Что же было главным в этот день: сражение, страшное поле, усеянное порубленными, проломленные черепа, разбросанные записные книжки, Евангелия, тела в жите, отчаяние, которое наваливалось вдруг, неотразимо?

Нет, не это главное. «За этот день — главное — описать красноармейцев и воздух». Бытописатель, хронист, летописец, он производит беспощадный реестр дню и записывает себе, художнику, наказ впрок, чтобы потом, когда война станет уже уделом истории, не забыть главного: описать красноармейцев и воздух.

В новелле «Учение о тачанке» рукой геометра начертан треугольник, «на котором зиждется наш обычай: рубить — тачанка — кровь…». Высокие колеса скрипят в дорожной пыли, клубы которой окутывают непроницаемой завесой все, что лежит на пути тачанки. И вдруг на фронтоне костела, на почерневшем его золоте, высвечиваются буквы: «Во славу Иисуса и его божественной матери…»

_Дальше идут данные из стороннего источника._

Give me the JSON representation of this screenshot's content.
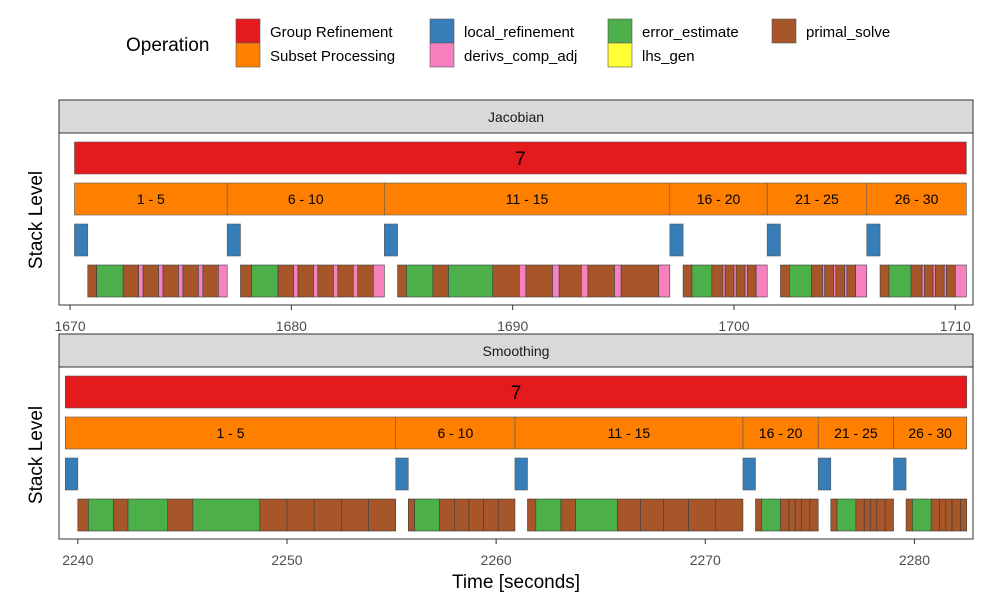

Это еще не главное, но это уже подступ к главному. Нету тачанки, этой вершины в треугольнике, где у основания «рубить» и «кровь», тачанки, о которой писана новелла. Вдруг — непонятно откуда, непонятно как — подле хасидской синагоги, присевшей к нищей земле, возникают фигуры узкоплечих галицийских евреев, и хронист Бабель, одержимый восторгом, которого нельзя ему, летописцу, выказывать, заключает свою новеллу о тачанке: «…Сила их скорби полна сумрачного величия и тайное презрение к пану безгранично. Глядя на них, я понял жгучую историю этой окраины, повествование о талмудистах, державших на откупу кабаки, о раввинах, занимавшихся ростовщичеством, о девушках, которых насиловали польские жолнеры и из-за которых стрелялись польские магнаты». Военный корреспондент газеты «Красный кавалерист», кандидат прав Петербургского университета К. Лютов, русского роду, православной веры, он собственной рукой срывает с лица своего постылую маску, которую сам на себя и напялил: «Братишка, садись с нами снедать, покеле твой гусь доспеет…» — и отдается чувству блаженного первородства, где гордость замешана не на чужой, по тысячелетним россказням недругов, а на своей, от народа овцеводов, патриархов и царей, крови.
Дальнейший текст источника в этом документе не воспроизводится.